Este quadro está baseado na perspectiva que temos hoje, que é a combinação entre queda de custos de produção, recuperação dos preços, principalmente das nossas commodities exportadoras, continuidade na redução da taxa de juros real e uma lenta e gradual desvalorização da moeda.

Mas isso não basta. Necessitamos de uma mudança significativa no padrão de financiamento da agricultura. O sistema de vendas com prazo-safra operado diretamente pelas indústrias de fertilizantes e defensivos será cada vez mais direcionado para trocas do tipo 'pacote fechado', via tradings. Estas têm maior poder de recuperação de créditos, pois contam com garantias mais fortes (penhor da safra) e um melhor sistema de acompanhamento da colheita e comercialização de grãos. Esse caminho limitará a quantidade de crédito posto à disposição dos produtores para as necessidades de compra antecipada das tradings.

Outra grande mudança será na forma como os produtores alocarão os lucros gerados. No Sul e no Sudeste, períodos de rentabilidade elevada são acompanhados por elevação rápida no preço das terras, uma vez que a disponibilidade de novas áreas já é bastante reduzida.

Outra mudança deve ser na mentalidade do produtor. Precisamos construir um ambiente de negócios mais saudável e sustentável, em que se privilegie a santidade dos contratos. Uma nova fase em que a proatividade seja a tônica das intervenções do governo, procurando antecipar os problemas, e não intervindo em crises instaladas.

Para a questão das intervenções de socorro financeiro, o ideal seria seguir na direção da constituição de um fundo que contasse, na sua capitalização, com recursos do governo e também dos próprios produtores - estes últimos, nos períodos de maior rentabilidade, ampliariam suas contribuições, e nos períodos adversos as dívidas seriam reduzidas. Em casos de extrema dificuldade, os produtores poderiam recorrer aos recursos desse fundo, que teria taxa de juros e prazos especiais. O fundo teria limitação de acesso, que poderia ser, por exemplo, o direito de uma única entrada por produtor a cada dez anos. Aqueles que não acessassem os recursos deveriam receber, como bônus, progressivas reduções nos valores de suas contribuições.

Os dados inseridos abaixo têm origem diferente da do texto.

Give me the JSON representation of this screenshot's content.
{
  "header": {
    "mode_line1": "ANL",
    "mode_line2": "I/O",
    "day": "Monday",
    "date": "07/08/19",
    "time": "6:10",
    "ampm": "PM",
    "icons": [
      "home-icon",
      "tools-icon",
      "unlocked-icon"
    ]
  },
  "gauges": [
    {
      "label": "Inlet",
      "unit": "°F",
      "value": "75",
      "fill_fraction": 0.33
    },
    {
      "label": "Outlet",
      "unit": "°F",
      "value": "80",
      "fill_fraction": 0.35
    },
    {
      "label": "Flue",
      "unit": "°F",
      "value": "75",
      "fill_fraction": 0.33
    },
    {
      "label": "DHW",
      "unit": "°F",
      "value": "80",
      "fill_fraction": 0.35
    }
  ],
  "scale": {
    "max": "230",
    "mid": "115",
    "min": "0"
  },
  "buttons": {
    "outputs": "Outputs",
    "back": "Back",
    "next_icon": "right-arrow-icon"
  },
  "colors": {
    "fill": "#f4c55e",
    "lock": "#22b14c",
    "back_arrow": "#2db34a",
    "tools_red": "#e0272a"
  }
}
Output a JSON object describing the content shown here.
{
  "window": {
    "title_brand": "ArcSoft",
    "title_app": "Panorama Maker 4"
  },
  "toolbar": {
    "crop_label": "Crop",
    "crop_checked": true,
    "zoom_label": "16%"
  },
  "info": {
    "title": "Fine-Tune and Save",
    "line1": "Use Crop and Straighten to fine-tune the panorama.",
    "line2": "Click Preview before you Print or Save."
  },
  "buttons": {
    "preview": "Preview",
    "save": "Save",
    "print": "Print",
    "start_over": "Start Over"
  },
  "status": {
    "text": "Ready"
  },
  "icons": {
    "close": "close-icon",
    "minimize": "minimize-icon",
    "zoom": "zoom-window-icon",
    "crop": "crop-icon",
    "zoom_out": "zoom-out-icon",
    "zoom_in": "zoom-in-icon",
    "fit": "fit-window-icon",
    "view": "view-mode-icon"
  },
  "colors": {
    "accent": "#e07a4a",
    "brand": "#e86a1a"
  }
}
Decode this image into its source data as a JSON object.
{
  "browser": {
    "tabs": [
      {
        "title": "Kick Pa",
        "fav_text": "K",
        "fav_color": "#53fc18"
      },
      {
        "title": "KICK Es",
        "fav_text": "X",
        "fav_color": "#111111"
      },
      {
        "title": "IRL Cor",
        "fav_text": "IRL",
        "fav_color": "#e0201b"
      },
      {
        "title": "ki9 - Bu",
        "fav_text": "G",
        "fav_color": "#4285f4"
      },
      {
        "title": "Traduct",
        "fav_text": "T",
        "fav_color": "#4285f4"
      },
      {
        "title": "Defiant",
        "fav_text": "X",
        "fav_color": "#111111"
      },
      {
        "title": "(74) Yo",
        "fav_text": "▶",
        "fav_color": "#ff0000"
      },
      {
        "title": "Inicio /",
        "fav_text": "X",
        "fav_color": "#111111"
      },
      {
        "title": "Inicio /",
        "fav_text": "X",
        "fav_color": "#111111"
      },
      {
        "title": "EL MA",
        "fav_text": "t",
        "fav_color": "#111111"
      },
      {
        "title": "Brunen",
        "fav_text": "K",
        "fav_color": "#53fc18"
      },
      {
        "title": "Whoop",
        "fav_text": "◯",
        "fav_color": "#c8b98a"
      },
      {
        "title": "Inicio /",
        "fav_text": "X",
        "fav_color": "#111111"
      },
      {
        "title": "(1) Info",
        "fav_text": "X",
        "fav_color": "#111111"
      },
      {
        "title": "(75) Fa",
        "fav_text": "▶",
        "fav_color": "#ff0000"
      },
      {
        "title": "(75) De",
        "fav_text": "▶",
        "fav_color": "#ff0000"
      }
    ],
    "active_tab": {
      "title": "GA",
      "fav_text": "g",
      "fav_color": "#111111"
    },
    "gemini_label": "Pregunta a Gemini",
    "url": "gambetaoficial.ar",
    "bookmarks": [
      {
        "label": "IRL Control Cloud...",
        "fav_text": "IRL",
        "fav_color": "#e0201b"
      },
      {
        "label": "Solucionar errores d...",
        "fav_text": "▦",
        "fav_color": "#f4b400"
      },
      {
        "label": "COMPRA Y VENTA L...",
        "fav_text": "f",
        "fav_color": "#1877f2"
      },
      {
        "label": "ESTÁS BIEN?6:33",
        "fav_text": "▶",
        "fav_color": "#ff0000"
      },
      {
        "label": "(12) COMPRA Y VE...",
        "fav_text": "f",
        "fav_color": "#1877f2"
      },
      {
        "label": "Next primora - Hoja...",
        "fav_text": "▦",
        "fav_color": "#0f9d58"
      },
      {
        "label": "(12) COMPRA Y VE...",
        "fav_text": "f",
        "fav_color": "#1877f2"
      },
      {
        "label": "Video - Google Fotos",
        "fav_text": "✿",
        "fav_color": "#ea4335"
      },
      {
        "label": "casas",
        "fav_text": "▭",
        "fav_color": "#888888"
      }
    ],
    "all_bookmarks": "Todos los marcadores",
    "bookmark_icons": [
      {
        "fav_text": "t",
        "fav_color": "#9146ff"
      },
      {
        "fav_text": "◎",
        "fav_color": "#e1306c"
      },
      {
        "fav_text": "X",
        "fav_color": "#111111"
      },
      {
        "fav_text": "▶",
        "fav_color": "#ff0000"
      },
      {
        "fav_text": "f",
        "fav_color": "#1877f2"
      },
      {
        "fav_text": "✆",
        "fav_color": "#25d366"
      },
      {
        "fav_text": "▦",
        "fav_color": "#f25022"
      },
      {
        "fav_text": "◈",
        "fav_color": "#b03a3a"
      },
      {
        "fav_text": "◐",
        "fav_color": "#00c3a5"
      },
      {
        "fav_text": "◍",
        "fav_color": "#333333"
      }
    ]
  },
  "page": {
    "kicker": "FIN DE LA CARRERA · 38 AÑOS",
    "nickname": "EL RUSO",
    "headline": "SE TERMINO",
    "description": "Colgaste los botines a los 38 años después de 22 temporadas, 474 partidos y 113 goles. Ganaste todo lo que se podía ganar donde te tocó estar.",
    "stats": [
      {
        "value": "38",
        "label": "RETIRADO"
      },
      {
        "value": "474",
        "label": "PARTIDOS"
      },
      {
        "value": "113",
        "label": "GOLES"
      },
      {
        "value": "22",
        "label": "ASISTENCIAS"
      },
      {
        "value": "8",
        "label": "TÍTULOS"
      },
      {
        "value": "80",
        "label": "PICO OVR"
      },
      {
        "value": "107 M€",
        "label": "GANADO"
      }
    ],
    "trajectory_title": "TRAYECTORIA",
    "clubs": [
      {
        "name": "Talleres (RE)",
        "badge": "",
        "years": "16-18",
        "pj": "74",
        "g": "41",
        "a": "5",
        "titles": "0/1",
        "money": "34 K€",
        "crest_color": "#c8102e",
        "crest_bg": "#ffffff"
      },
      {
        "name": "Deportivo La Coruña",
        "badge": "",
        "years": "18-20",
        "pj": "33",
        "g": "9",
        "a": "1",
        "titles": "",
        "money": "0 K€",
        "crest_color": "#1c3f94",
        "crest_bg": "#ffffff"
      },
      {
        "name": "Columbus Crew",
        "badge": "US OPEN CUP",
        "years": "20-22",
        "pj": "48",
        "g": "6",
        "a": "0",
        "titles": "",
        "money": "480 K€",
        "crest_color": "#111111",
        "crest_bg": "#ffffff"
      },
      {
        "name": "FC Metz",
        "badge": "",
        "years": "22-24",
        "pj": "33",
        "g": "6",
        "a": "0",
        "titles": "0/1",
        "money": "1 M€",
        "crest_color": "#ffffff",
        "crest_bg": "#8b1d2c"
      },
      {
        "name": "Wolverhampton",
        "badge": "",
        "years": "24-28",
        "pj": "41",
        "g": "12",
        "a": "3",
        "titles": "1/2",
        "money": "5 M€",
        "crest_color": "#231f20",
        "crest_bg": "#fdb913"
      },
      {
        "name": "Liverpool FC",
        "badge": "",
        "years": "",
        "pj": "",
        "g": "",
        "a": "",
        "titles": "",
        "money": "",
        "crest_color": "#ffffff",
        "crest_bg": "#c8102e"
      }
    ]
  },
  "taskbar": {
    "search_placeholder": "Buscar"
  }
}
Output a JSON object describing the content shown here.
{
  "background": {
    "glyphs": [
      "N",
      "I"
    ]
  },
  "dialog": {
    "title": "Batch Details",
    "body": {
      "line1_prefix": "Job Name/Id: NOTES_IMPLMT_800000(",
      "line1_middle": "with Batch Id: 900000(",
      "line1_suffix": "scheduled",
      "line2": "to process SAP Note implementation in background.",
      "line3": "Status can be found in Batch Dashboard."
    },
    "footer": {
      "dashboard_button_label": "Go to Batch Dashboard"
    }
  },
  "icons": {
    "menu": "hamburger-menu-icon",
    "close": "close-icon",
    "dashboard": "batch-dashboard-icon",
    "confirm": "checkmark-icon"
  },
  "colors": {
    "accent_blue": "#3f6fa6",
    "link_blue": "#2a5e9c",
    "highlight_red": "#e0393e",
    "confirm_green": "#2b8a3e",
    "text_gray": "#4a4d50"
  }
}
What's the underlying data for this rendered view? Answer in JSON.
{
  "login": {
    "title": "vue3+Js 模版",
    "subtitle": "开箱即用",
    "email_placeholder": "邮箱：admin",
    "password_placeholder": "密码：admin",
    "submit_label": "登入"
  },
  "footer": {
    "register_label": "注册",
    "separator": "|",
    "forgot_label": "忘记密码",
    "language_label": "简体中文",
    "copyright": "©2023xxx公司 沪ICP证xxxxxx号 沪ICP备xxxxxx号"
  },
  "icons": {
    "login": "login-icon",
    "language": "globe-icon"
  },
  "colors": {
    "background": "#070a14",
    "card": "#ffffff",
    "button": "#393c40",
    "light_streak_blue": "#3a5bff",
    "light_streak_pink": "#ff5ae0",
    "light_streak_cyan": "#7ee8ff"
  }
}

Juntamente com isto, continuamos com a velha ladainha: elevação dos investimentos em logística de transportes e infra-estrutura; melhorias na performance da defesa agropecuária, para garantir a consolidação do País como grande exportador de carnes; aceleração na adoção de transgênicos; ampliação dos recursos para pesquisa agrícola; revisão da estrutura tributária que incide sobre o setor, privilegiando a cobrança de impostos diretos sobre renda e propriedade e aliviando ou eliminando a carga de impostos indiretos; implantação de um sistema de comercialização que privilegie o uso de mercados futuros e derivativos; implantação do seguro agrícola; melhoria nos resultados obtidos pelo País nas rodadas internacionais de negociação comercial.

A agenda estrutural proposta acima foi apresentada quando do auge do nosso agronegócio, de 2000 a 2004, e não tivemos avanço. Então, temos de martelar até provarmos que a competitividade da agricultura brasileira não é formada por ondas de otimismo, e sim resultado de uma agenda combinada de governo e setor produtivo.